= Transfer stamping =

Stamping Process coil, blank, draw, trim, flange

Transfer stamping is the use of a transfer press to form sheet metal medium-high volume production environments. The press operates multiple dies as a complete system. Each die is responsible for adding shape to the part until it reaches its ultimate shape. Transfer stamping is unique in that a single press operates multiple tools. The work piece is moved from one operation to the next by automation either built into the press or onto the dies. With each closing of the press the entire system of tools closes, each performing its designated task.

== Background ==

3 die stamping process in a single transfer press

In the past these operations were performed using individual presses and the work pieces were moved from press to press and die to die by hand. Hand loading was then replaced by pick-and-place machines and by robots. The transfer press extended this practice, combining tools in a single large press and using automation specifically designed for press operations.

== Transfer mechanisms ==
=== Tri-axis transfer ===

A tri-axis transfer mechanism's motion features three axes of movement available to part manipulators on each press stroke. On the downstroke the arm holding the work piece lowers the work piece to the tool and retracts to place the part on the tool. At the bottom of the stroke the arm in the retracted state cycles backward one pitch to position itself adjacent to the next workpiece. As the press cycles upward the part manipulators index inward to pick up the next work piece, continuing upward following the press ram, then indexing forward to the next station. As the press reaches the top of its stroke, the process repeats. The three axes of motion are up-down, in-out, and forward-back.

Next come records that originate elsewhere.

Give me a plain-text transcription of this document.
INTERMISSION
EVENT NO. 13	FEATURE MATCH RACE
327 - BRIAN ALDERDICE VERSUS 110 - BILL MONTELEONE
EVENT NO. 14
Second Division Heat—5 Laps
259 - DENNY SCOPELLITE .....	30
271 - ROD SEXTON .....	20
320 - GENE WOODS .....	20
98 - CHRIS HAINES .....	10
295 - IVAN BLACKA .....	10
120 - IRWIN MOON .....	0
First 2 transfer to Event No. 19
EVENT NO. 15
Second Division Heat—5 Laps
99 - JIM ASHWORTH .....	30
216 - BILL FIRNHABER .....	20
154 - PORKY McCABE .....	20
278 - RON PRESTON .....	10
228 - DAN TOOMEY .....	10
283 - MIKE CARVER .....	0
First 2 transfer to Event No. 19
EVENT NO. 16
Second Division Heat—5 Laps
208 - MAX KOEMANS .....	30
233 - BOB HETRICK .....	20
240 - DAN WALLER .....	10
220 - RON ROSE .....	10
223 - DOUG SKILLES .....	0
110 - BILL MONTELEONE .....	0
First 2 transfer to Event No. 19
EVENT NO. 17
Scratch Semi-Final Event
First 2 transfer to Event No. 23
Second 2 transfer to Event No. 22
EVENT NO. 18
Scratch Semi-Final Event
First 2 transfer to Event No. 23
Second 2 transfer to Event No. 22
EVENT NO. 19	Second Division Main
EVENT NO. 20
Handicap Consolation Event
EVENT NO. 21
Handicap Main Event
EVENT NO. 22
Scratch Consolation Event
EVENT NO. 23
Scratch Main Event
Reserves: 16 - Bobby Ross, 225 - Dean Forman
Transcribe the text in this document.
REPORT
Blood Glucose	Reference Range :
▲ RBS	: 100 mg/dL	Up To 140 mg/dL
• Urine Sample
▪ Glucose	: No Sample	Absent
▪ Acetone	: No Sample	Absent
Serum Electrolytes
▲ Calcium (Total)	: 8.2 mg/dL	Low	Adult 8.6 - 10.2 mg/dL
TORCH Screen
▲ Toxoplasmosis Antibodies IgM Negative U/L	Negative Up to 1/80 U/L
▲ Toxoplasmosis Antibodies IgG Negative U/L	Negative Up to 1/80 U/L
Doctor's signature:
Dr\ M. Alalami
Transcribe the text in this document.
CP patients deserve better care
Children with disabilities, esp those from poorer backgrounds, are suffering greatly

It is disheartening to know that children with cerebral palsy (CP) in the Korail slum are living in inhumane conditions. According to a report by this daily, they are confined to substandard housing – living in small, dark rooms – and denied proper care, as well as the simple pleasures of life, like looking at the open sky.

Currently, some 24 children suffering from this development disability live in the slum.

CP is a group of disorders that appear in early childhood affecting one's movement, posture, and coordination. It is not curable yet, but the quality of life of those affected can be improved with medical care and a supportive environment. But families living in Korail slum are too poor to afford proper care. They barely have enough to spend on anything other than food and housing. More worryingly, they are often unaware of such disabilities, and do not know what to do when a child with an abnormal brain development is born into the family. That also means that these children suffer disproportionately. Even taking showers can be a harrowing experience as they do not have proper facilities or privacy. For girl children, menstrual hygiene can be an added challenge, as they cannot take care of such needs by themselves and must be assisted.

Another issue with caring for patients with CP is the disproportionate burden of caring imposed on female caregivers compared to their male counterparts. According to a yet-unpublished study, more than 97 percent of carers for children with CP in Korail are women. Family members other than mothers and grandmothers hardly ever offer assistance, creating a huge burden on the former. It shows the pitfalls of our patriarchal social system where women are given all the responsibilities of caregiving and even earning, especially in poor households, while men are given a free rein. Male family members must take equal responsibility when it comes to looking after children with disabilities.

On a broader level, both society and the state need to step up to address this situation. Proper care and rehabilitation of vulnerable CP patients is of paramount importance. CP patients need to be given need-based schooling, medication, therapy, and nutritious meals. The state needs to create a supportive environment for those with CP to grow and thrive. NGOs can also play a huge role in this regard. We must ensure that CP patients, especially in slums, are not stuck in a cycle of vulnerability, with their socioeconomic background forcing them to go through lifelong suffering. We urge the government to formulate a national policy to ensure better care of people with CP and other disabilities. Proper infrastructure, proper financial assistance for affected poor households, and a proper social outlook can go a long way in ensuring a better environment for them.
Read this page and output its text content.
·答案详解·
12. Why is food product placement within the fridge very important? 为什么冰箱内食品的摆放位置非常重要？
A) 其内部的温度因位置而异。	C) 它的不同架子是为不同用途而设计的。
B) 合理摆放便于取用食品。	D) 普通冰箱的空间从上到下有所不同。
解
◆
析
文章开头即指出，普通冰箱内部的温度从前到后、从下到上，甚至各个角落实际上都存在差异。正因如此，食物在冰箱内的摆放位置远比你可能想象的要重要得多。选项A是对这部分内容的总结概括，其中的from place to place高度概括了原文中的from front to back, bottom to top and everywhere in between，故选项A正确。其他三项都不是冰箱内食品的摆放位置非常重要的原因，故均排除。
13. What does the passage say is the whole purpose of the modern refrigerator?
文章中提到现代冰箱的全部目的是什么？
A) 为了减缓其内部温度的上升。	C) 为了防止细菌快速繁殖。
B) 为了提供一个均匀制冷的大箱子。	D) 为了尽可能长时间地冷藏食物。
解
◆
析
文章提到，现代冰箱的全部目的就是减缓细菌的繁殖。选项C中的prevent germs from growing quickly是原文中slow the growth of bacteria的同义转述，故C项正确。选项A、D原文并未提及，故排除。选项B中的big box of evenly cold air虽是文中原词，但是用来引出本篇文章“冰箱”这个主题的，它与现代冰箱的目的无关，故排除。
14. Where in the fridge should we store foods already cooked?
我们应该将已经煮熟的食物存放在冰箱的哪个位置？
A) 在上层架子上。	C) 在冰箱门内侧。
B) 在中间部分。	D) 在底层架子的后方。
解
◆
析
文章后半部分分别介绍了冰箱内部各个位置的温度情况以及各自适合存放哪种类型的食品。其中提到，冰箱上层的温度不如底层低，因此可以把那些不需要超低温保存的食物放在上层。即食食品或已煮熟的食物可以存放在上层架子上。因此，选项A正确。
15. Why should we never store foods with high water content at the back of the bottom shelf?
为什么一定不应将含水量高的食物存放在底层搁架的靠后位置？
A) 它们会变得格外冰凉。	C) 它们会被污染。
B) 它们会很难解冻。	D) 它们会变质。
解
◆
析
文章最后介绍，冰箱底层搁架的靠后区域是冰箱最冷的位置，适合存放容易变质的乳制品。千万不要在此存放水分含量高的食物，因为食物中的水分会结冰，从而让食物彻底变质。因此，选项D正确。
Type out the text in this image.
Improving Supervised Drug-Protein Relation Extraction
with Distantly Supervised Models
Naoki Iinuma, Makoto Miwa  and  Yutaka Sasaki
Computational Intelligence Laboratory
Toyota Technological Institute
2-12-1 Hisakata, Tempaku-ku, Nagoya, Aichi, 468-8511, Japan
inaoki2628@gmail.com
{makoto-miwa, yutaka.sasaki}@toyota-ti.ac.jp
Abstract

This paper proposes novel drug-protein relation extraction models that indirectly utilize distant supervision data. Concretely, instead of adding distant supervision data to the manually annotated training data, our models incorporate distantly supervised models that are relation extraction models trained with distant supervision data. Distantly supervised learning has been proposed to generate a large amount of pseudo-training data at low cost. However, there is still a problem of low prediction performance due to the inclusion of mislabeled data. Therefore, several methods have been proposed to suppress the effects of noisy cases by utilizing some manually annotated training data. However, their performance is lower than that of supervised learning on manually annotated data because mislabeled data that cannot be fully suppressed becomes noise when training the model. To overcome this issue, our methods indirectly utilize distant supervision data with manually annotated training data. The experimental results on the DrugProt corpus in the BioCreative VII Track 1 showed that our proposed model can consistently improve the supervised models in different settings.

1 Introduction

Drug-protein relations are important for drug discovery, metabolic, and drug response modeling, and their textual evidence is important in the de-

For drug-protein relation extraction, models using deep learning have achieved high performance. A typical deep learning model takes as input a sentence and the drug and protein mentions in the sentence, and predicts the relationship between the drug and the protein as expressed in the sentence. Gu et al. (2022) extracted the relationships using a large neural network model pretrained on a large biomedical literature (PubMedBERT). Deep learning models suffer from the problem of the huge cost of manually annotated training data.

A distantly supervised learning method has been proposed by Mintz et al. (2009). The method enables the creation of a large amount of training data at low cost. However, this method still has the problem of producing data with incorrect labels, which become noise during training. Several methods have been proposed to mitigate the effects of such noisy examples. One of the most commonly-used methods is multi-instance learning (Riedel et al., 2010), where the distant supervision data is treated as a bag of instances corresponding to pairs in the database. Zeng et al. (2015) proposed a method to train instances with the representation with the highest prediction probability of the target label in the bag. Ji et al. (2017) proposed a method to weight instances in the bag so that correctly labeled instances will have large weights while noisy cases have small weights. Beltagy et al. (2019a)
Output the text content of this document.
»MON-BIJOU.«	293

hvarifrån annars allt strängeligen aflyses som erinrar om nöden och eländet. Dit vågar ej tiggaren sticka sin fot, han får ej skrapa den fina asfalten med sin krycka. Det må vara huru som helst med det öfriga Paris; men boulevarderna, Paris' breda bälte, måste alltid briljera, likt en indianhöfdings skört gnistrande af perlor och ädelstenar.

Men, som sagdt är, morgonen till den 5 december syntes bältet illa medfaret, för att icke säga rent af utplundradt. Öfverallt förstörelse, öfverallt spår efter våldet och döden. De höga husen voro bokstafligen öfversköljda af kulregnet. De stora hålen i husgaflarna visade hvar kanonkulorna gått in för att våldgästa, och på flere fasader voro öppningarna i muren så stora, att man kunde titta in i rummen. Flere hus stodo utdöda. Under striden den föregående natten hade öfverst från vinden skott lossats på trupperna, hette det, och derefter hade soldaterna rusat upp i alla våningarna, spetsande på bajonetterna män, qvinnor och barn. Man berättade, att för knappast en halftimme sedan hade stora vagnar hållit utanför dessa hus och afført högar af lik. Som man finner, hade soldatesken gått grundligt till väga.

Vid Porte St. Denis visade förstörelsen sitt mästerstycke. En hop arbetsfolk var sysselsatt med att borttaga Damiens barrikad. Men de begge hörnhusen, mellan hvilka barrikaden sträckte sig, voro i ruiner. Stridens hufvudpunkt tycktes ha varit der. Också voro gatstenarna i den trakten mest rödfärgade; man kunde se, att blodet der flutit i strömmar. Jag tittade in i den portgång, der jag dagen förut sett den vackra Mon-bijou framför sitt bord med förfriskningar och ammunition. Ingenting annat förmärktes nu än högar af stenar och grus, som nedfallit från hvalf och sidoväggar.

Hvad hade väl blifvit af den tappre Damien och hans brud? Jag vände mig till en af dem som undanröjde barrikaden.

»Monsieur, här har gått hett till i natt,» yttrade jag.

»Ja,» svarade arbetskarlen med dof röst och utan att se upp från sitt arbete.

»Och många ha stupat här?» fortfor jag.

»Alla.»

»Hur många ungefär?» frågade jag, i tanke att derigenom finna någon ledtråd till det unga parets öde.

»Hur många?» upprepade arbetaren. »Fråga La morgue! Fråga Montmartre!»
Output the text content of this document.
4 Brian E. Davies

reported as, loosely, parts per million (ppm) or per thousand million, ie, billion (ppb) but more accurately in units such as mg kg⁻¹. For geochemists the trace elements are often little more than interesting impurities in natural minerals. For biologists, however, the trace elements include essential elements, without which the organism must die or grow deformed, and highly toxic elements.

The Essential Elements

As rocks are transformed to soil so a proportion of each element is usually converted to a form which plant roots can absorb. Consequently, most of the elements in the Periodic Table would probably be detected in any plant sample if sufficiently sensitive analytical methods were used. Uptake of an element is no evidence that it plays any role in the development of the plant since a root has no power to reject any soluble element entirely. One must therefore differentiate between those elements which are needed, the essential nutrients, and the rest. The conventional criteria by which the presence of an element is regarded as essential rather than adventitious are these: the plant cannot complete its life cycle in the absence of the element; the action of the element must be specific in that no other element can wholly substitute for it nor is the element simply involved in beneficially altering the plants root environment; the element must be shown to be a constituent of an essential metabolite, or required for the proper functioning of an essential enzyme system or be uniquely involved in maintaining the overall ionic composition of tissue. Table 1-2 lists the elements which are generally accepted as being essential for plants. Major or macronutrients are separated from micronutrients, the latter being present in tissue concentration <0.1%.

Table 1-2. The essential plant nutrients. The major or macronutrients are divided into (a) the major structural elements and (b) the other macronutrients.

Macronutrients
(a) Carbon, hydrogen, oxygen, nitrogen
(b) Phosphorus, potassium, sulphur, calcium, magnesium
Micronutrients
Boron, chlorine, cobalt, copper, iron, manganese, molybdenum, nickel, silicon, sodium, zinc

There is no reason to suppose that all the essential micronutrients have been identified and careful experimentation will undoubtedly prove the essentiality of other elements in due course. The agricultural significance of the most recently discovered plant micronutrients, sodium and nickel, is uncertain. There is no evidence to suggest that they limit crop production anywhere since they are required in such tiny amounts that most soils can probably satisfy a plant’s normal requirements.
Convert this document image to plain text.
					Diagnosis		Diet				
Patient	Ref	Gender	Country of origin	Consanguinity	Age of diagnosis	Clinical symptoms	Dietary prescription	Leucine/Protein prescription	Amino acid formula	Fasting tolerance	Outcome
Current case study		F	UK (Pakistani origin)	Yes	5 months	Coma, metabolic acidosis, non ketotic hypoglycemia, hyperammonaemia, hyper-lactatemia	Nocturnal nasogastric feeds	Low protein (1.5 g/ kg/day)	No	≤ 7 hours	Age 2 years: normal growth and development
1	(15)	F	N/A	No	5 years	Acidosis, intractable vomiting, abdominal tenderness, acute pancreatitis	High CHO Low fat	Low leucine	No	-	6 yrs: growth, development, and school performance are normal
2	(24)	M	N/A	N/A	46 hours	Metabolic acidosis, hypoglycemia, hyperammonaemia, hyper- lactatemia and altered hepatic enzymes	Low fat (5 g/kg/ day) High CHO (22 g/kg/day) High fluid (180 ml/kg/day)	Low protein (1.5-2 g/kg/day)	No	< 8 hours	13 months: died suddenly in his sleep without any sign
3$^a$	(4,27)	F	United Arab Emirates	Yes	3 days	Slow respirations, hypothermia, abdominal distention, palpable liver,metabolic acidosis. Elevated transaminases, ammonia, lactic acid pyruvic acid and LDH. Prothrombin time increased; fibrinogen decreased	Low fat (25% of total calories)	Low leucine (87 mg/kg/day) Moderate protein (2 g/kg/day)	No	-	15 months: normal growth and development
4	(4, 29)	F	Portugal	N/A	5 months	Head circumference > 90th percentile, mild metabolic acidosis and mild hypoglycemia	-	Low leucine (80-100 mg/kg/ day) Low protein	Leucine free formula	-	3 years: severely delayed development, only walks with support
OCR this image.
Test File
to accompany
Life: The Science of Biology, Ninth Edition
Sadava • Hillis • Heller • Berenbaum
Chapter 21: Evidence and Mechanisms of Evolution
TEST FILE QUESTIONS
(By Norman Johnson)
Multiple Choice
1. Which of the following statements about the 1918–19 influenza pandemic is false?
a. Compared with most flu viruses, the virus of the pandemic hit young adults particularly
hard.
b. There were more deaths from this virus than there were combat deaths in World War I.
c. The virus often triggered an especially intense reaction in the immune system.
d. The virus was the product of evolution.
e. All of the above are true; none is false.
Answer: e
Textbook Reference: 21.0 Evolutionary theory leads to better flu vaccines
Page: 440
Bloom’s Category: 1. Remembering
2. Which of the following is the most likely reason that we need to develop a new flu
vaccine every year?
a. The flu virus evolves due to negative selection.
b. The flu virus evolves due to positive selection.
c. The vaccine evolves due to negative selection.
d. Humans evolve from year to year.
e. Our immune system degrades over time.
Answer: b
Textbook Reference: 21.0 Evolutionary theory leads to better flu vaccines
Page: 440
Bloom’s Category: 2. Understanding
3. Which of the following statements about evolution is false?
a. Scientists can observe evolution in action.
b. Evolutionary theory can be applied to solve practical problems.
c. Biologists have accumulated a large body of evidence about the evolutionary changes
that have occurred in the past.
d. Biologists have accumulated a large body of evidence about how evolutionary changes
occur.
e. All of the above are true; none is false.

=== Cross-bar transfer ===

With a cross bar transfer mechanism, the in-out movement axis is constrained by an automation bar spanning the die space. Commonly mounted with suction cups, the cross bar picks up the workpiece from above and drops it into place at the next station. With only two axes of motion and the automation spanning the die space, the cross bar transfer mechanism must "dwell" between adjacent tools between each press stroke.